As with most things, the Devil is in the details. The option is only available for 59 of the 150 military occupational specialties (MOS) offered by the Army. Basic training and advanced individual training (AIT) do not count toward the fifteen months of active-duty time.

For example, an enlistment as an Infantryman (MOS 11B) would add an additional eight weeks for basic training and another thirteen week for AIT, bringing the total active duty commitment to nearly 18 months.

Training for more technically oriented jobs can take even longer. AIT for an Intelligence Analyst (MOS 96B) is roughly four months long. Making the “fifteen-month” enlistment more like twenty months.

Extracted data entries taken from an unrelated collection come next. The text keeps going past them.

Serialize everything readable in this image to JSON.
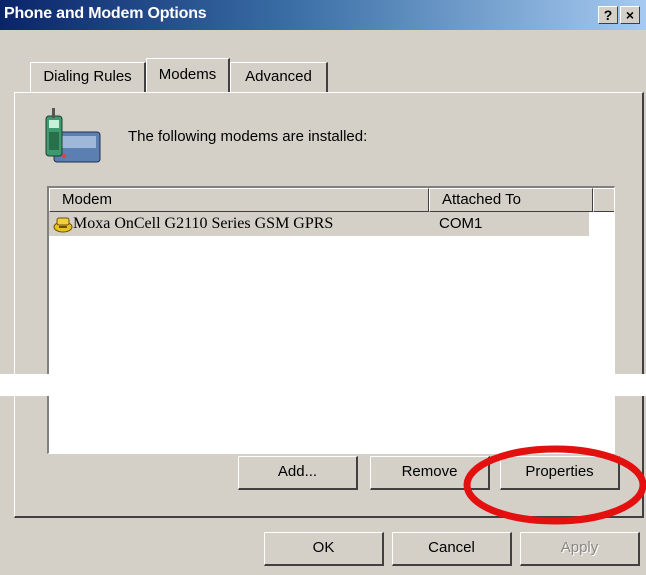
{
  "window": {
    "title": "Phone and Modem Options",
    "help_glyph": "?",
    "close_glyph": "×"
  },
  "tabs": [
    {
      "label": "Dialing Rules"
    },
    {
      "label": "Modems"
    },
    {
      "label": "Advanced"
    }
  ],
  "modems_tab": {
    "intro_text": "The following modems are installed:",
    "intro_icon": "phone-modem-icon",
    "columns": [
      "Modem",
      "Attached To"
    ],
    "rows": [
      {
        "modem": "Moxa OnCell G2110 Series GSM GPRS",
        "attached_to": "COM1",
        "icon": "modem-icon"
      }
    ],
    "buttons": {
      "add": "Add...",
      "remove": "Remove",
      "properties": "Properties"
    }
  },
  "dialog_buttons": {
    "ok": "OK",
    "cancel": "Cancel",
    "apply": "Apply"
  },
  "colors": {
    "annotation_circle": "#e41010",
    "selected_row": "#d4d0c8",
    "title_start": "#0a246a"
  }
}
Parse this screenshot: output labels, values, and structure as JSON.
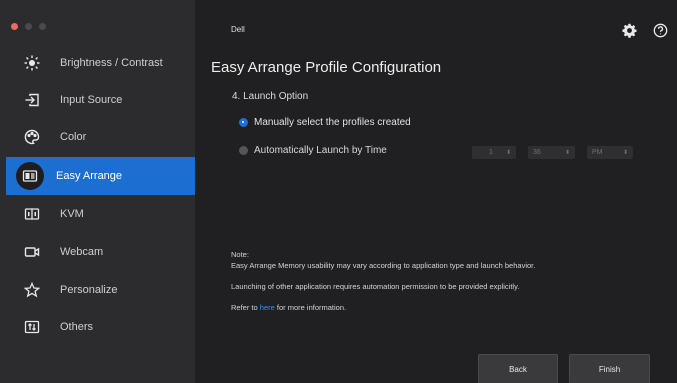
{
  "app_title": "Dell",
  "sidebar": {
    "items": [
      {
        "label": "Brightness / Contrast",
        "icon": "brightness-icon"
      },
      {
        "label": "Input Source",
        "icon": "input-source-icon"
      },
      {
        "label": "Color",
        "icon": "color-icon"
      },
      {
        "label": "Easy Arrange",
        "icon": "easy-arrange-icon",
        "active": true
      },
      {
        "label": "KVM",
        "icon": "kvm-icon"
      },
      {
        "label": "Webcam",
        "icon": "webcam-icon"
      },
      {
        "label": "Personalize",
        "icon": "star-icon"
      },
      {
        "label": "Others",
        "icon": "others-icon"
      }
    ]
  },
  "main": {
    "title": "Easy Arrange Profile Configuration",
    "section": "4. Launch Option",
    "options": [
      {
        "label": "Manually select the profiles created",
        "selected": true
      },
      {
        "label": "Automatically Launch by Time",
        "selected": false
      }
    ],
    "time": {
      "hour": "1",
      "minute": "36",
      "period": "PM"
    },
    "note": {
      "heading": "Note:",
      "line1": "Easy Arrange Memory usability may vary according to application type and launch behavior.",
      "line2": "Launching of other application requires automation permission to be provided explicitly.",
      "refer_prefix": "Refer to",
      "refer_link": "here",
      "refer_suffix": "for more information."
    },
    "buttons": {
      "back": "Back",
      "finish": "Finish"
    }
  },
  "colors": {
    "accent": "#1c6fd1",
    "link": "#3d8bff"
  }
}
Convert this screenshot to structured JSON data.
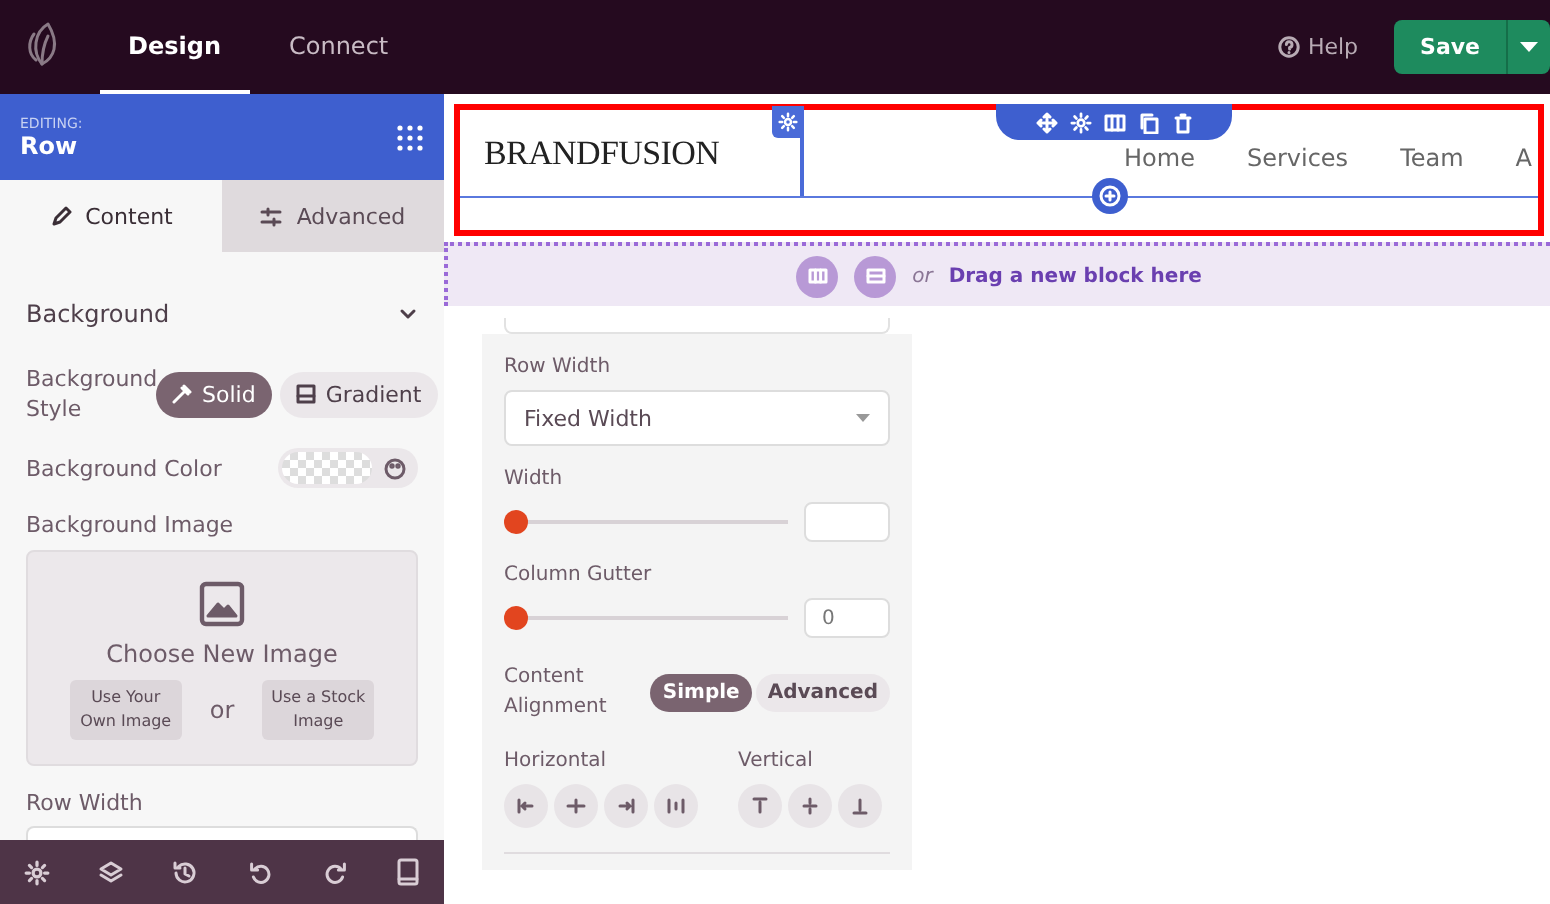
{
  "topbar": {
    "tabs": [
      {
        "label": "Design",
        "selected": true
      },
      {
        "label": "Connect",
        "selected": false
      }
    ],
    "help": "Help",
    "save": "Save"
  },
  "sidebar": {
    "editing_label": "EDITING:",
    "editing_title": "Row",
    "tabs": [
      {
        "label": "Content",
        "selected": true,
        "kind": "content"
      },
      {
        "label": "Advanced",
        "selected": false,
        "kind": "advanced"
      }
    ],
    "section": {
      "title": "Background",
      "expanded": true
    },
    "background_style": {
      "label": "Background Style",
      "options": [
        {
          "label": "Solid",
          "selected": true,
          "kind": "solid"
        },
        {
          "label": "Gradient",
          "selected": false,
          "kind": "gradient"
        }
      ]
    },
    "background_color": {
      "label": "Background Color"
    },
    "background_image": {
      "label": "Background Image",
      "choose": "Choose New Image",
      "own": "Use Your Own Image",
      "or": "or",
      "stock": "Use a Stock Image"
    },
    "row_width_label": "Row Width"
  },
  "canvas": {
    "logo": "BRANDFUSION",
    "nav": [
      "Home",
      "Services",
      "Team",
      "A"
    ],
    "drop_zone": {
      "or": "or",
      "text": "Drag a new block here"
    }
  },
  "panel": {
    "row_width": {
      "label": "Row Width",
      "value": "Fixed Width"
    },
    "sliders": [
      {
        "label": "Width",
        "level": 0
      },
      {
        "label": "Column Gutter",
        "level": 0,
        "value": "0"
      }
    ],
    "alignment": {
      "label": "Content Alignment",
      "options": [
        {
          "label": "Simple",
          "selected": true
        },
        {
          "label": "Advanced",
          "selected": false
        }
      ]
    },
    "horizontal": "Horizontal",
    "vertical": "Vertical"
  }
}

So after basic training, AIT and your fifteen months on active duty, you’re done, right? No, not exactly.

After active duty there is a mandatory two-year commitment in the National Guard or in the Army Reserve. The chances of being called back to active duty would probably be pretty high during this time considering the reliance on the Guard and Reserve in Iraq.

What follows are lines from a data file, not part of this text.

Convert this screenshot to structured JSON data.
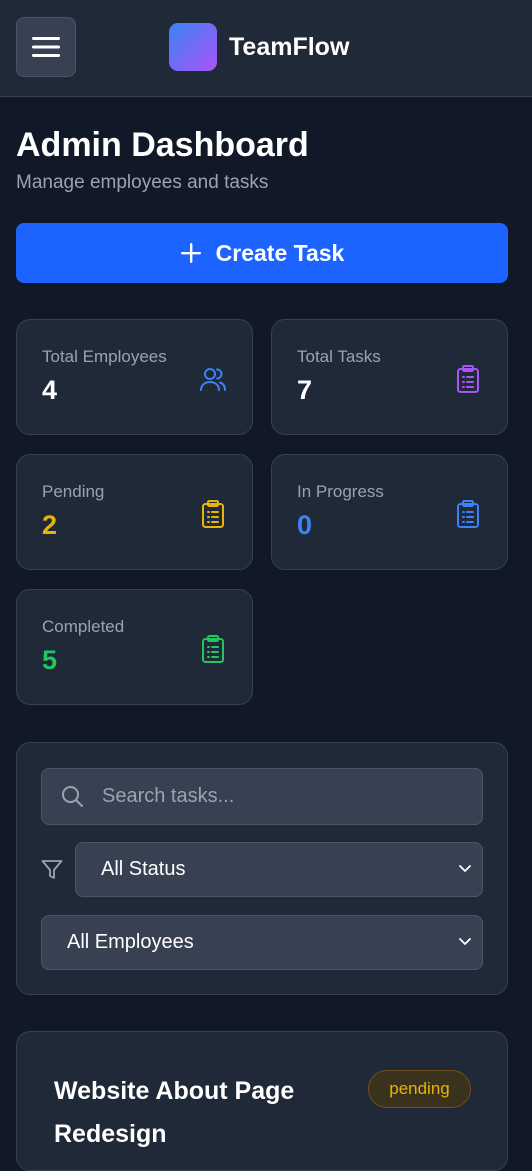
{
  "header": {
    "brand": "TeamFlow",
    "icons": {
      "menu": "menu-icon",
      "logo": "gradient-logo"
    }
  },
  "page": {
    "title": "Admin Dashboard",
    "subtitle": "Manage employees and tasks"
  },
  "actions": {
    "create_task": "Create Task",
    "create_icon": "plus-icon"
  },
  "stats": [
    {
      "label": "Total Employees",
      "value": "4",
      "color": "#ffffff",
      "icon": "users-icon",
      "icon_color": "#3b82f6"
    },
    {
      "label": "Total Tasks",
      "value": "7",
      "color": "#ffffff",
      "icon": "clipboard-icon",
      "icon_color": "#a855f7"
    },
    {
      "label": "Pending",
      "value": "2",
      "color": "#eab308",
      "icon": "clipboard-icon",
      "icon_color": "#eab308"
    },
    {
      "label": "In Progress",
      "value": "0",
      "color": "#3b82f6",
      "icon": "clipboard-icon",
      "icon_color": "#3b82f6"
    },
    {
      "label": "Completed",
      "value": "5",
      "color": "#22c55e",
      "icon": "clipboard-icon",
      "icon_color": "#22c55e"
    }
  ],
  "filters": {
    "search_placeholder": "Search tasks...",
    "status_selected": "All Status",
    "employee_selected": "All Employees"
  },
  "tasks": [
    {
      "title": "Website About Page Redesign",
      "status": "pending"
    }
  ],
  "colors": {
    "accent": "#1d63ff",
    "background": "#111827",
    "card": "#1f2937"
  }
}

OK, so I have done my fifteen months-plus on active duty, I have done my two years in the Guard, now am I done, right? Well actually, no.

You see, the overall obligation is for eight years, so you would spend the remainder of your time in the Individual Ready Reserve (IRR) and be subject to recall to active duty (which has been happening with more frequency lately).

This is not a good time to be a parent. I have an 18-year-old nephew who is a terrific kid with a great future ahead of him. I know that his mother and father are rightly worried about what may happen to him. I worry about what may happen to him.

All the more reason for all of us to stay informed, stay involved and rage against the machine.

My Soundtrack: I Love Rock ‘N’ Roll by Joan Jett And The Blackhearts.